Structures using conventional construction materials (e.g., concrete, steel, timber, masonry, among others) suffer from durability/aging problems, including deterioration problems at material and structural levels caused by harsh environmental conditions, climate change, and other various factors (e.g., over-loading, fatigue loading, impact loading). With global urbanization and industrialization, the increasing emissions of CO2, a major contributor to global warming, have become a common concern worldwide. As a result, the adoption of green materials and structures is imperative for achieving sustainable development goals including carbon neutrality and emission reduction, as outlined in The Paris Agreement (2016).
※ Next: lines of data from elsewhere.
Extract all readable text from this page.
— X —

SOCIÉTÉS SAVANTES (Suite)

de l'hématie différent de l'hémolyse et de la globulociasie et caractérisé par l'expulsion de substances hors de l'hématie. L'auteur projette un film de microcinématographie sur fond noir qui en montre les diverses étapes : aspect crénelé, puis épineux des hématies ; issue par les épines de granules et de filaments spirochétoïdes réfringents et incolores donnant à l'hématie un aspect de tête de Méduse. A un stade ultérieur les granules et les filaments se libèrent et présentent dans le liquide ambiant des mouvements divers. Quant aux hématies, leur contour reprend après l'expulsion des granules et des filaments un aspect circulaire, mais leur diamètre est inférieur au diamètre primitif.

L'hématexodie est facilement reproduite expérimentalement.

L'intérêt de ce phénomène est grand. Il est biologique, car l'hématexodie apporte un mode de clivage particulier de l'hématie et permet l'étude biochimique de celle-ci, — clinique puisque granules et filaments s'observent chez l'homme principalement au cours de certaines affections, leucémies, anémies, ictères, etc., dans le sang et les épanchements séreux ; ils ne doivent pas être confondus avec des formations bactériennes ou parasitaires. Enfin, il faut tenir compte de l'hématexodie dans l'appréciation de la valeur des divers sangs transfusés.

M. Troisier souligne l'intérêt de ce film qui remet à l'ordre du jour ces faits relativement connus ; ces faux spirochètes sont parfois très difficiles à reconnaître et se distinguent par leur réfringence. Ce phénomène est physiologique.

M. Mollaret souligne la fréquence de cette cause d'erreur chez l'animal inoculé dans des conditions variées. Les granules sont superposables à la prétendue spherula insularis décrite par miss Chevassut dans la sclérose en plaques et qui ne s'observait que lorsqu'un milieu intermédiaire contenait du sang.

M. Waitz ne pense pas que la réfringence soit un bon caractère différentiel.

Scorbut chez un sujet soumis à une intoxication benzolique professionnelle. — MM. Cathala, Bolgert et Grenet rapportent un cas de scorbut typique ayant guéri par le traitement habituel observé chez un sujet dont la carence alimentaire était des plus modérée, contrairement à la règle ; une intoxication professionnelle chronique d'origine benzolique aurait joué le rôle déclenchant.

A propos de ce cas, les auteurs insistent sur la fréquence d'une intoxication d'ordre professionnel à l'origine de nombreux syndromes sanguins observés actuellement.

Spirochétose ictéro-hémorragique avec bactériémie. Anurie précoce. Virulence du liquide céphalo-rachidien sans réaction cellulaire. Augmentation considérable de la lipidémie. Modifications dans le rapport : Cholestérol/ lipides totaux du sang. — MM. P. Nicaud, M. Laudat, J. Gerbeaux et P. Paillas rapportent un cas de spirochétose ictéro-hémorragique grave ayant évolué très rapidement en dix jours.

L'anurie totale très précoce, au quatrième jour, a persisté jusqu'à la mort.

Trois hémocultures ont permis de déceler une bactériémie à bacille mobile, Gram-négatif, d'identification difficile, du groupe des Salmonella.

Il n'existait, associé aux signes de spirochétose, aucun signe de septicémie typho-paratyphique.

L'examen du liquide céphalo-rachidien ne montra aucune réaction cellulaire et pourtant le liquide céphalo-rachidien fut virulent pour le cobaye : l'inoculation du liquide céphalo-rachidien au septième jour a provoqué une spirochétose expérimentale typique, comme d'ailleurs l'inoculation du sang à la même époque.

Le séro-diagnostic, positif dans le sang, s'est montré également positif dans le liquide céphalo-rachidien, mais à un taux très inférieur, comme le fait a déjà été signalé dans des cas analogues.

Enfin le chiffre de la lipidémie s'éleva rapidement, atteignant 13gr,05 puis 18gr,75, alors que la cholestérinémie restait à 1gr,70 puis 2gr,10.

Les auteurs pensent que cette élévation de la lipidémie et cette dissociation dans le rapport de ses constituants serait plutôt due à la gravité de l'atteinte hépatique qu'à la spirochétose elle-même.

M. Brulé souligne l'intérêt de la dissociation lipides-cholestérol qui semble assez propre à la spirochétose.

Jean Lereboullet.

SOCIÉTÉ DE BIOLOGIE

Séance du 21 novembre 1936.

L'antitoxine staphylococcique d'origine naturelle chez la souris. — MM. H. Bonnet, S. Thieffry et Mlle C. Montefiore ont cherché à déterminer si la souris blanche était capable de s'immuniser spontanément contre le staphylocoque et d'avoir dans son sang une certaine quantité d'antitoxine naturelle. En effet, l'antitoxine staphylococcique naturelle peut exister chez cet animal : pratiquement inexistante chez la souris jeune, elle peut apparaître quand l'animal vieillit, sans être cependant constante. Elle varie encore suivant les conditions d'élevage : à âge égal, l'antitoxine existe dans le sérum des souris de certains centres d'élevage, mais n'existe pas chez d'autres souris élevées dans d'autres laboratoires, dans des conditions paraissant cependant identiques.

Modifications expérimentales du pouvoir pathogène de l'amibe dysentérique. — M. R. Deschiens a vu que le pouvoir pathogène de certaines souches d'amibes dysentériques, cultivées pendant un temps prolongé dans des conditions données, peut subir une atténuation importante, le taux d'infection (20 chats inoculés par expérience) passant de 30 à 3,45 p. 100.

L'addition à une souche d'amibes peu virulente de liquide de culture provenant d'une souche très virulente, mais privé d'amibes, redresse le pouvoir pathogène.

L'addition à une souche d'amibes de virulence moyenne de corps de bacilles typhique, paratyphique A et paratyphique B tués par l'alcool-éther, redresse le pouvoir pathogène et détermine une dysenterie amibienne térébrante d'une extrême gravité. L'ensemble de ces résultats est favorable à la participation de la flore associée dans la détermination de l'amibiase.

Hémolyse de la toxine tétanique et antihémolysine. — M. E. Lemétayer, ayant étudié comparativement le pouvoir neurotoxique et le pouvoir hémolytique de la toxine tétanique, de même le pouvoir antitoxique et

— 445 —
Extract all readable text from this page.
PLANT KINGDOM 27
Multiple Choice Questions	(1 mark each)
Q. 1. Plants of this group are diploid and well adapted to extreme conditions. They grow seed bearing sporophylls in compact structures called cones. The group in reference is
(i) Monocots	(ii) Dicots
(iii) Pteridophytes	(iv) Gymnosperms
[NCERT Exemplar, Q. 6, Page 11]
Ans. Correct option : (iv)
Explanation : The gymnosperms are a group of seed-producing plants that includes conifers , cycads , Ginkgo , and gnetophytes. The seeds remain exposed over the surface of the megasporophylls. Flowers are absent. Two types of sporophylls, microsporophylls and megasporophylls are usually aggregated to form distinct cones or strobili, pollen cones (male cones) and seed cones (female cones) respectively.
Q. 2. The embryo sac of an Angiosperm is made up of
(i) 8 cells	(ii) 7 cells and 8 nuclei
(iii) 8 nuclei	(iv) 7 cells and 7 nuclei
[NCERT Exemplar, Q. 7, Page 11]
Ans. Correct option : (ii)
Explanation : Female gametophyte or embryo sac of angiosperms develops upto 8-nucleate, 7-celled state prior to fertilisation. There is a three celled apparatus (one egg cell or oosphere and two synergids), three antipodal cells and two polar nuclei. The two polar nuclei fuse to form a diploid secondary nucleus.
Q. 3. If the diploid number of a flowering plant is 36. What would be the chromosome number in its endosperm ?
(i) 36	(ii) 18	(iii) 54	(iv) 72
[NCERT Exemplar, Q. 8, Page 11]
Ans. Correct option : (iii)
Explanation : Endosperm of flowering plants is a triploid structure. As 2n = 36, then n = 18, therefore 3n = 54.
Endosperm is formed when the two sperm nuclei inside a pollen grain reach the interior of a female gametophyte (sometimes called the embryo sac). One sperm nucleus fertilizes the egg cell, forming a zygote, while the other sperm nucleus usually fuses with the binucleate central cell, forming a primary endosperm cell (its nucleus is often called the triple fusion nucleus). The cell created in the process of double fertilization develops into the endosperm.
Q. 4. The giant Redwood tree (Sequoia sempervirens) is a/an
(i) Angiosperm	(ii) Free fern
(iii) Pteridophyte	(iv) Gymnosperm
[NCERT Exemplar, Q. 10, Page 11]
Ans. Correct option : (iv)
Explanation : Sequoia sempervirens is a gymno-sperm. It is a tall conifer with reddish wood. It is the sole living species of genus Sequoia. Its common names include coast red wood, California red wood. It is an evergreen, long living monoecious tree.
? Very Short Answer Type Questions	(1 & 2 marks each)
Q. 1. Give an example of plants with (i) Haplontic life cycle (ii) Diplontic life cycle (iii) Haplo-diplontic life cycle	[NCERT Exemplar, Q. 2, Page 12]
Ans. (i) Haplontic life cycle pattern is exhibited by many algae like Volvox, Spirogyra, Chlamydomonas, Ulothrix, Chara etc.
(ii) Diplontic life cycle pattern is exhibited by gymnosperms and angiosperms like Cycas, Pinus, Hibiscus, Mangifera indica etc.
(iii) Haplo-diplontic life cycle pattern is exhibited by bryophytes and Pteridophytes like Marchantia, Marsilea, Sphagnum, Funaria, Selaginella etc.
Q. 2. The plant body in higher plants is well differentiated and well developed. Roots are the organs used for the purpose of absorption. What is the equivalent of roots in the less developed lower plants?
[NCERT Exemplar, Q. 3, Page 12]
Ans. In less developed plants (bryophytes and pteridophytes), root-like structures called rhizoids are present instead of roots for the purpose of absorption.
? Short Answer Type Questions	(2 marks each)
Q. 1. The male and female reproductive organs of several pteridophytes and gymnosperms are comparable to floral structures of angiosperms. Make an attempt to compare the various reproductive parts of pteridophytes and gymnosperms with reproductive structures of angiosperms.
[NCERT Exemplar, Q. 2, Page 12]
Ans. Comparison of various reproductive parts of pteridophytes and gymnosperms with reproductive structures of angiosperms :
Fiber-reinforced polymer (FRP) composites, characterized by high strength, low density, excellent corrosion resistance, and low carbon emission, have gained increasing attention from the research & industry communities.
Against the above background, we introduce this Research Topic, entitled “FRP Composites for Civil Engineering: Strengthening and New Constructions”. It aims to serve as a platform for communications among/between research and industry communities, focusing on research & applications of FRP in civil engineering/infrastructures. This Research Topic seeks to compile and disseminate the latest progress in the scientific research and novel applications of FRP materials in the following areas, including but not limited to buildings, bridges, railways, underground infrastructures, and marine structures. Key issues to be addressed include interfacial bond failure, long-term working performance, behavior under harsh environments, and novel AI-based performance evaluation methods etc. This Research Topic also invites contributions concerning the application of high-performance FRP, intelligent FRP, 3D printed FRP, and eco-friendly FRP materials.
For the above aims, we welcome contributions, including Review articles, Original Research articles, as well as case studies on related themes, including:
1. FRP-concrete composite structures;
2. FRP-steel composite structures;
3. FRP-concrete-steel composite structures;
4. FRP-wood composite structures;
5. Pultruded FRP profiles/tubes/cables/bars/grids;
6. Strengthening and rehabilitation of existing structures using FRP;
7. Interfacial bond behavior between FRP and concrete/steel/wood;
8. Durability of structures strengthened with FRP or new structures incorporating FRP (including all FRP structures);
9. Behavior of FRP structures in harsh environments and/or extreme loading conditions (e.g., hygrothermal conditions, freeze-thaw cycles, impact loading, explosive loading);
10. Health monitoring of structures strengthened with FRP or new structures incorporating FRP (including all FRP structures);
11. Life-cycle performance assessment of structures strengthened with FRP or new structures incorporating FRP (including all FRP structures);
12. Artificial intelligence (AI)-based performance evaluation of structures strengthened with FRP or new structures incorporating FRP (including all FRP structures).